BLBG: Soybeans Rise as Excessive Rain Threatens U.S. Crop; Corn Gains
By Tony C. Dreibus
June 18 (Bloomberg) -- Soybeans rose, notching the first weekly gain since April, on speculation that unusually heavy rain will leave U.S. Midwest fields too muddy to plant. Corn also gained.
Farmers in parts of Iowa and Illinois, the biggest U.S. soybean producers, must decide by June 20 to receive crop insurance payments instead of planting. Some areas received six times the normal rainfall in the past month, delaying soybean seeding and threatening to damage newly planted corn crops.

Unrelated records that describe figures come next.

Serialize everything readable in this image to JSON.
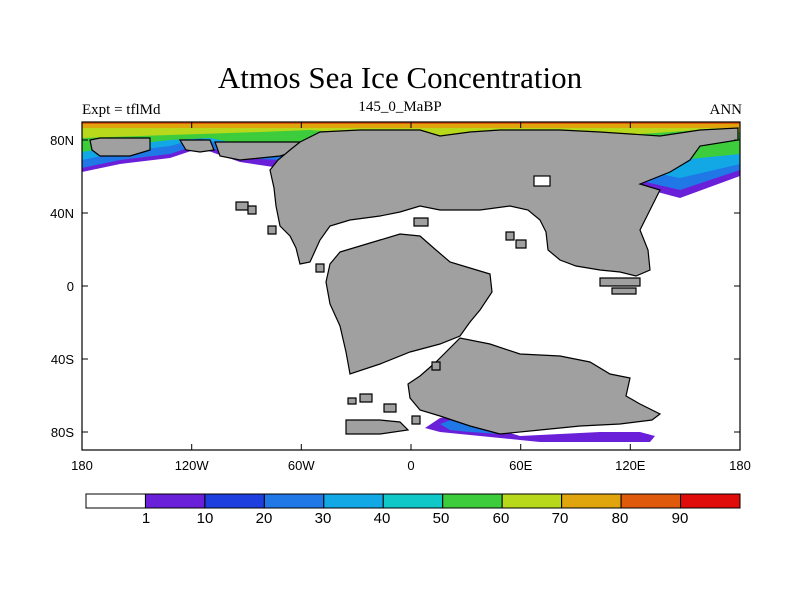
{
  "title": "Atmos Sea Ice Concentration",
  "subtitle_left": "Expt = tflMd",
  "subtitle_center": "145_0_MaBP",
  "subtitle_right": "ANN",
  "x_ticks": [
    "180",
    "120W",
    "60W",
    "0",
    "60E",
    "120E",
    "180"
  ],
  "y_ticks": [
    "80N",
    "40N",
    "0",
    "40S",
    "80S"
  ],
  "colorbar": {
    "labels": [
      "1",
      "10",
      "20",
      "30",
      "40",
      "50",
      "60",
      "70",
      "80",
      "90"
    ],
    "colors": [
      "#ffffff",
      "#6a1fd8",
      "#1e3fe0",
      "#1f78e6",
      "#12a8e6",
      "#10c8c8",
      "#3ccc3c",
      "#b8d81c",
      "#e0a40c",
      "#e05a0c",
      "#e00c0c"
    ]
  },
  "colors": {
    "land": "#a0a0a0",
    "ice_edge": "#6a1fd8"
  }
}
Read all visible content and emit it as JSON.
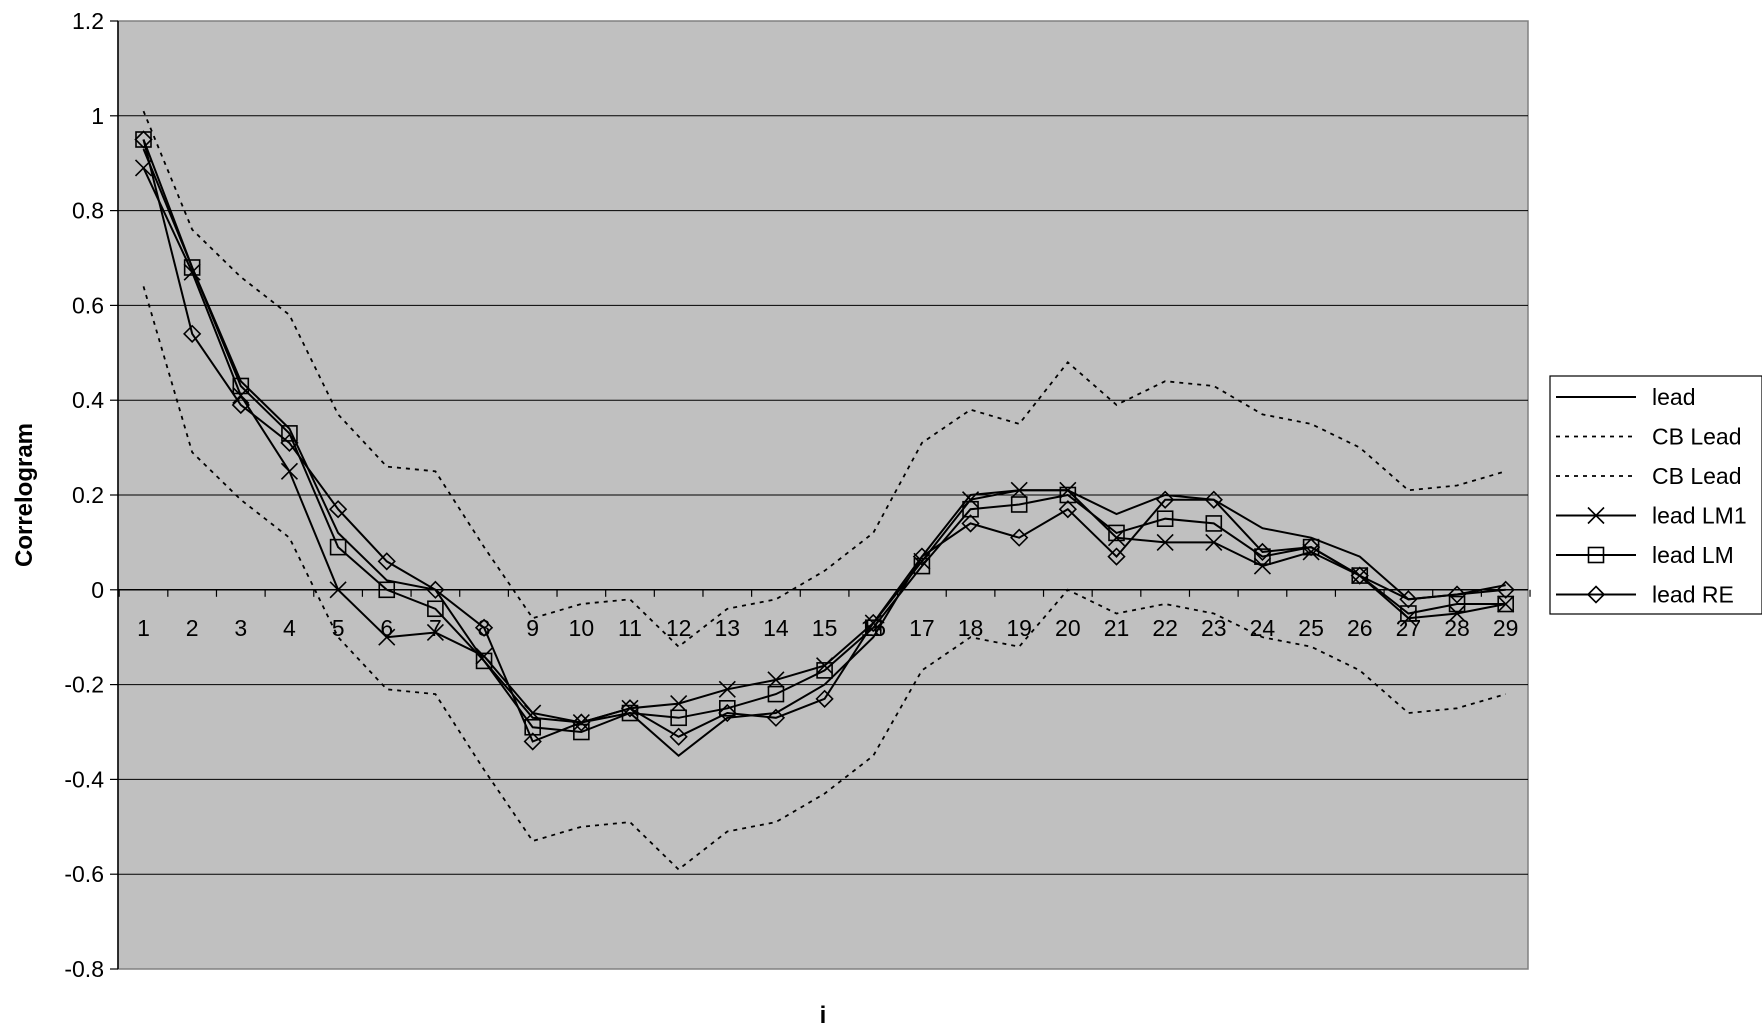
{
  "chart_data": {
    "type": "line",
    "title": "",
    "xlabel": "i",
    "ylabel": "Correlogram",
    "ylim": [
      -0.8,
      1.2
    ],
    "yticks": [
      -0.8,
      -0.6,
      -0.4,
      -0.2,
      0,
      0.2,
      0.4,
      0.6,
      0.8,
      1,
      1.2
    ],
    "ytick_labels": [
      "-0.8",
      "-0.6",
      "-0.4",
      "-0.2",
      "0",
      "0.2",
      "0.4",
      "0.6",
      "0.8",
      "1",
      "1.2"
    ],
    "categories": [
      "1",
      "2",
      "3",
      "4",
      "5",
      "6",
      "7",
      "8",
      "9",
      "10",
      "11",
      "12",
      "13",
      "14",
      "15",
      "16",
      "17",
      "18",
      "19",
      "20",
      "21",
      "22",
      "23",
      "24",
      "25",
      "26",
      "27",
      "28",
      "29"
    ],
    "grid": true,
    "legend_position": "right",
    "plot_background": "#c0c0c0",
    "series": [
      {
        "name": "lead",
        "style": "solid",
        "marker": "none",
        "values": [
          0.93,
          0.68,
          0.44,
          0.34,
          0.12,
          0.02,
          0.0,
          -0.15,
          -0.27,
          -0.28,
          -0.26,
          -0.35,
          -0.27,
          -0.26,
          -0.2,
          -0.1,
          0.07,
          0.2,
          0.21,
          0.21,
          0.16,
          0.2,
          0.19,
          0.13,
          0.11,
          0.07,
          -0.02,
          -0.01,
          0.01
        ]
      },
      {
        "name": "CB Lead",
        "style": "dotted",
        "marker": "none",
        "values": [
          1.01,
          0.76,
          0.66,
          0.58,
          0.37,
          0.26,
          0.25,
          0.09,
          -0.06,
          -0.03,
          -0.02,
          -0.12,
          -0.04,
          -0.02,
          0.04,
          0.12,
          0.31,
          0.38,
          0.35,
          0.48,
          0.39,
          0.44,
          0.43,
          0.37,
          0.35,
          0.3,
          0.21,
          0.22,
          0.25
        ]
      },
      {
        "name": "CB Lead",
        "style": "dotted",
        "marker": "none",
        "values": [
          0.64,
          0.29,
          0.19,
          0.11,
          -0.1,
          -0.21,
          -0.22,
          -0.38,
          -0.53,
          -0.5,
          -0.49,
          -0.59,
          -0.51,
          -0.49,
          -0.43,
          -0.35,
          -0.17,
          -0.1,
          -0.12,
          0.0,
          -0.05,
          -0.03,
          -0.05,
          -0.1,
          -0.12,
          -0.17,
          -0.26,
          -0.25,
          -0.22
        ]
      },
      {
        "name": "lead LM1",
        "style": "solid",
        "marker": "x",
        "values": [
          0.89,
          0.67,
          0.41,
          0.25,
          0.0,
          -0.1,
          -0.09,
          -0.14,
          -0.26,
          -0.28,
          -0.25,
          -0.24,
          -0.21,
          -0.19,
          -0.16,
          -0.07,
          0.06,
          0.19,
          0.21,
          0.21,
          0.11,
          0.1,
          0.1,
          0.05,
          0.08,
          0.03,
          -0.06,
          -0.05,
          -0.03
        ]
      },
      {
        "name": "lead LM",
        "style": "solid",
        "marker": "square",
        "values": [
          0.95,
          0.68,
          0.43,
          0.33,
          0.09,
          0.0,
          -0.04,
          -0.15,
          -0.29,
          -0.3,
          -0.26,
          -0.27,
          -0.25,
          -0.22,
          -0.17,
          -0.08,
          0.05,
          0.17,
          0.18,
          0.2,
          0.12,
          0.15,
          0.14,
          0.07,
          0.09,
          0.03,
          -0.05,
          -0.03,
          -0.03
        ]
      },
      {
        "name": "lead RE",
        "style": "solid",
        "marker": "diamond",
        "values": [
          0.95,
          0.54,
          0.39,
          0.31,
          0.17,
          0.06,
          0.0,
          -0.08,
          -0.32,
          -0.28,
          -0.25,
          -0.31,
          -0.26,
          -0.27,
          -0.23,
          -0.07,
          0.07,
          0.14,
          0.11,
          0.17,
          0.07,
          0.19,
          0.19,
          0.08,
          0.09,
          0.03,
          -0.02,
          -0.01,
          0.0
        ]
      }
    ]
  }
}
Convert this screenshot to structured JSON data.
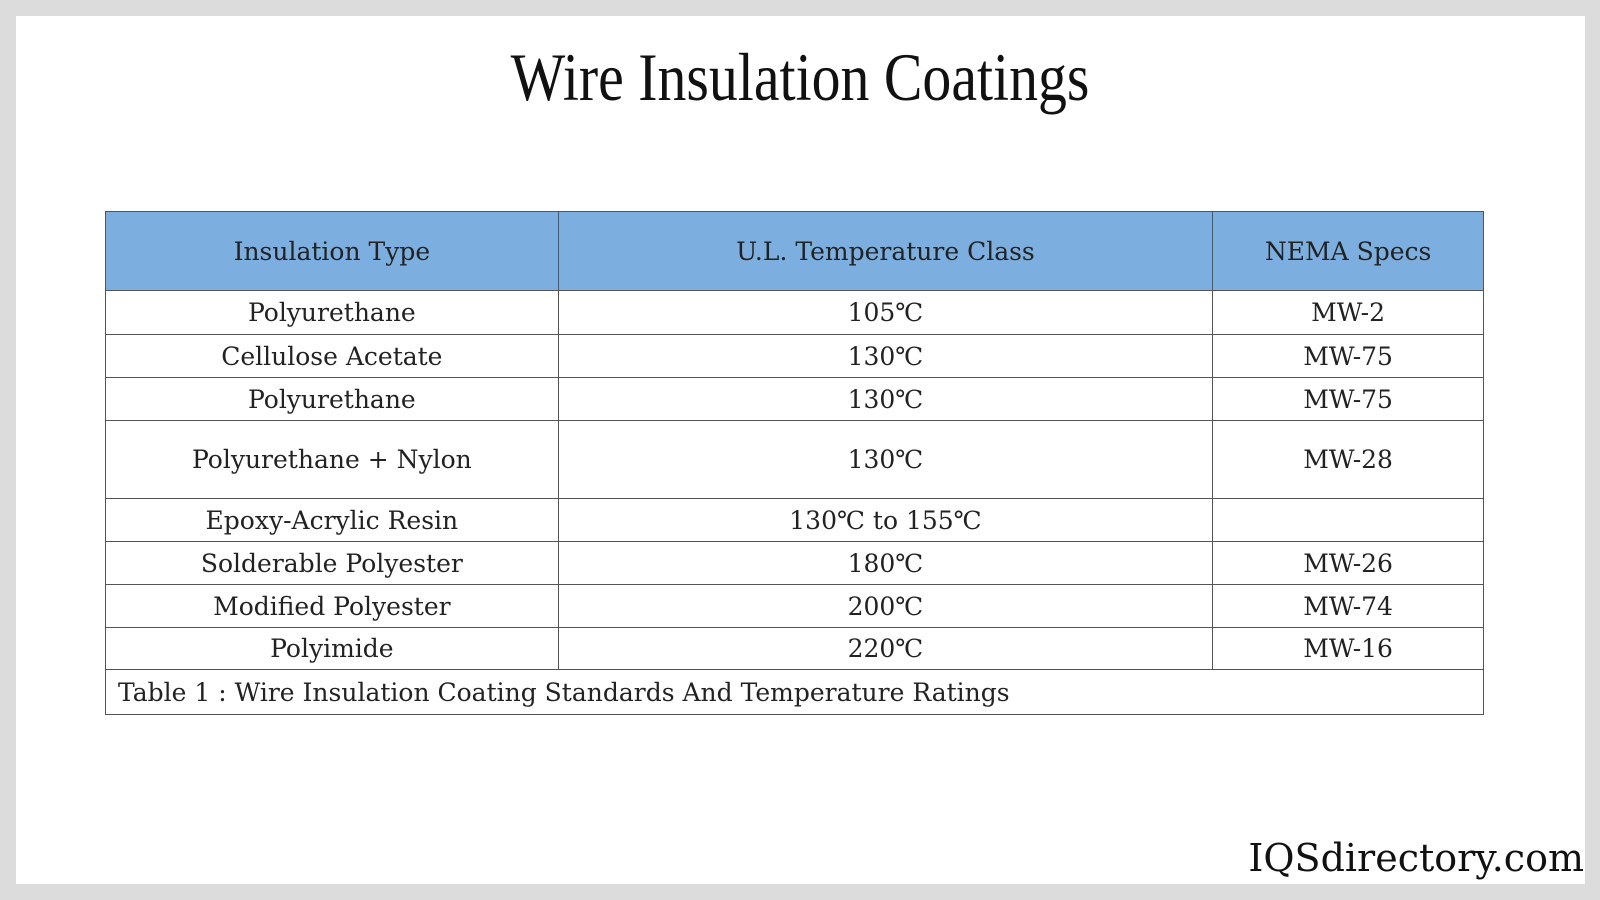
{
  "header": {
    "title": "Wire Insulation Coatings"
  },
  "table": {
    "columns": [
      "Insulation Type",
      "U.L. Temperature Class",
      "NEMA Specs"
    ],
    "rows": [
      {
        "type": "Polyurethane",
        "temperature": "105℃",
        "nema": "MW-2"
      },
      {
        "type": "Cellulose Acetate",
        "temperature": "130℃",
        "nema": "MW-75"
      },
      {
        "type": "Polyurethane",
        "temperature": "130℃",
        "nema": "MW-75"
      },
      {
        "type": "Polyurethane + Nylon",
        "temperature": "130℃",
        "nema": "MW-28"
      },
      {
        "type": "Epoxy-Acrylic Resin",
        "temperature": "130℃ to 155℃"
      },
      {
        "type": "Solderable Polyester",
        "temperature": "180℃",
        "nema": "MW-26"
      },
      {
        "type": "Modified Polyester",
        "temperature": "200℃",
        "nema": "MW-74"
      },
      {
        "type": "Polyimide",
        "temperature": "220℃",
        "nema": "MW-16"
      }
    ],
    "caption": "Table 1 : Wire Insulation Coating Standards And Temperature Ratings"
  },
  "footer": {
    "brand": "IQSdirectory.com"
  }
}
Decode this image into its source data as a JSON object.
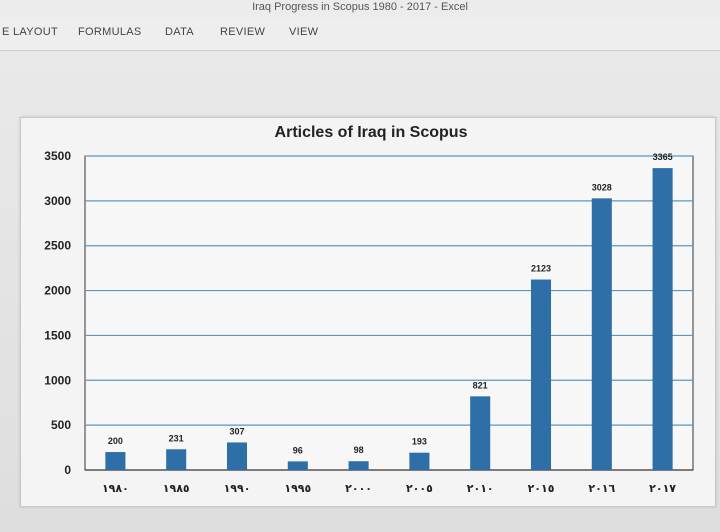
{
  "window": {
    "title": "Iraq Progress in Scopus 1980 - 2017 - Excel"
  },
  "ribbon": {
    "tabs": [
      "E LAYOUT",
      "FORMULAS",
      "DATA",
      "REVIEW",
      "VIEW"
    ]
  },
  "colors": {
    "bar": "#2f6fa8",
    "grid": "#5d95bf"
  },
  "chart_data": {
    "type": "bar",
    "title": "Articles  of Iraq  in Scopus",
    "categories": [
      "١٩٨٠",
      "١٩٨٥",
      "١٩٩٠",
      "١٩٩٥",
      "٢٠٠٠",
      "٢٠٠٥",
      "٢٠١٠",
      "٢٠١٥",
      "٢٠١٦",
      "٢٠١٧"
    ],
    "values": [
      200,
      231,
      307,
      96,
      98,
      193,
      821,
      2123,
      3028,
      3365
    ],
    "value_labels": [
      "200",
      "231",
      "307",
      "96",
      "98",
      "193",
      "821",
      "2123",
      "3028",
      "3365"
    ],
    "yticks": [
      "0",
      "500",
      "1000",
      "1500",
      "2000",
      "2500",
      "3000",
      "3500"
    ],
    "ylim": [
      0,
      3500
    ],
    "grid": true,
    "legend": "none"
  }
}
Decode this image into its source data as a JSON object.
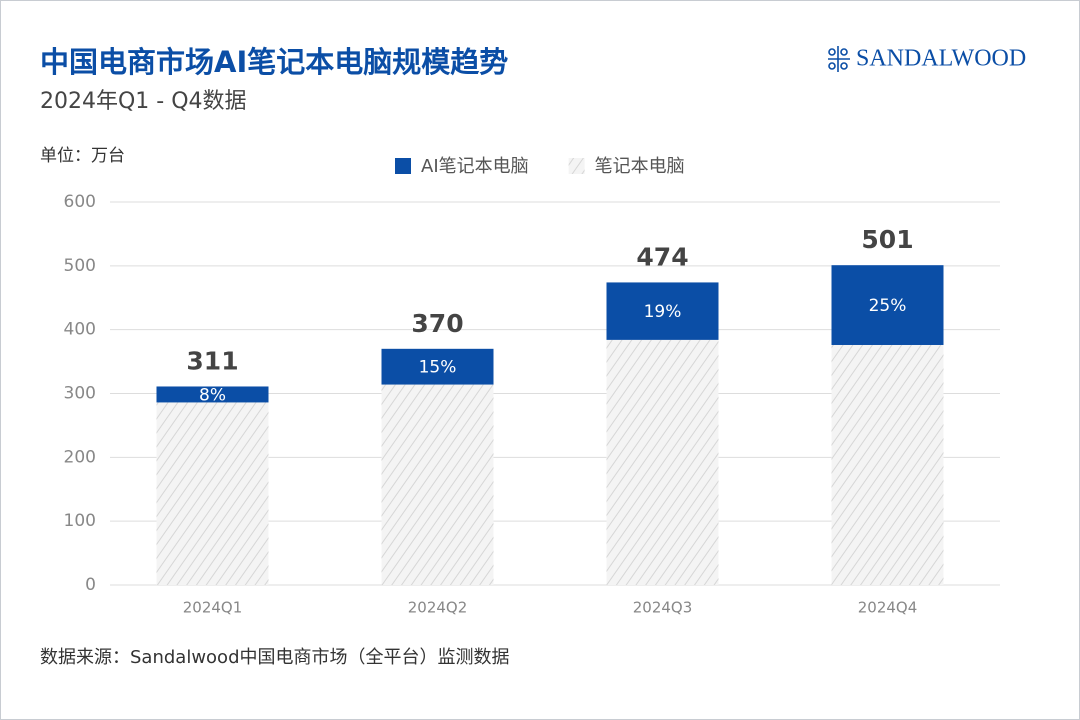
{
  "brand": "SANDALWOOD",
  "chart_data": {
    "type": "bar",
    "stacked": true,
    "title": "中国电商市场AI笔记本电脑规模趋势",
    "subtitle": "2024年Q1 - Q4数据",
    "unit_label": "单位：万台",
    "source": "数据来源：Sandalwood中国电商市场（全平台）监测数据",
    "categories": [
      "2024Q1",
      "2024Q2",
      "2024Q3",
      "2024Q4"
    ],
    "series": [
      {
        "name": "AI笔记本电脑",
        "color": "#0b4ea6",
        "values": [
          25,
          56,
          90,
          125
        ]
      },
      {
        "name": "笔记本电脑",
        "color": "#f2f2f2",
        "hatch": true,
        "values": [
          286,
          314,
          384,
          376
        ]
      }
    ],
    "totals": [
      311,
      370,
      474,
      501
    ],
    "ai_share": {
      "values": [
        8,
        15,
        19,
        25
      ],
      "value_labels": [
        "8%",
        "15%",
        "19%",
        "25%"
      ]
    },
    "ylim": [
      0,
      600
    ],
    "yticks": [
      0,
      100,
      200,
      300,
      400,
      500,
      600
    ],
    "grid": true,
    "legend": "top"
  }
}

“The rain amounts are looking extremely heavy for corn and for beans,” said Mike Zuzolo, the president of Global Commodity Analytics in Lafayette, Indiana. “The preventive planting date is coming up for beans on June 20. That keeps shorts from pressing the downside and keep longs from taking profits.”
Soybean futures for November delivery rose 5.5 cents, or 0.6 percent, to $9.305 a bushel on the Chicago Board of Trade. The price gained 2.3 percent this week, the first since April 23.
Corn futures for December delivery rose 2.25 cents, or 0.6 percent, at $3.805 a bushel on the CBOT. Helped by a 2.6 percent increase this week, the price has jumped 13 percent since June 7, the last time futures declined.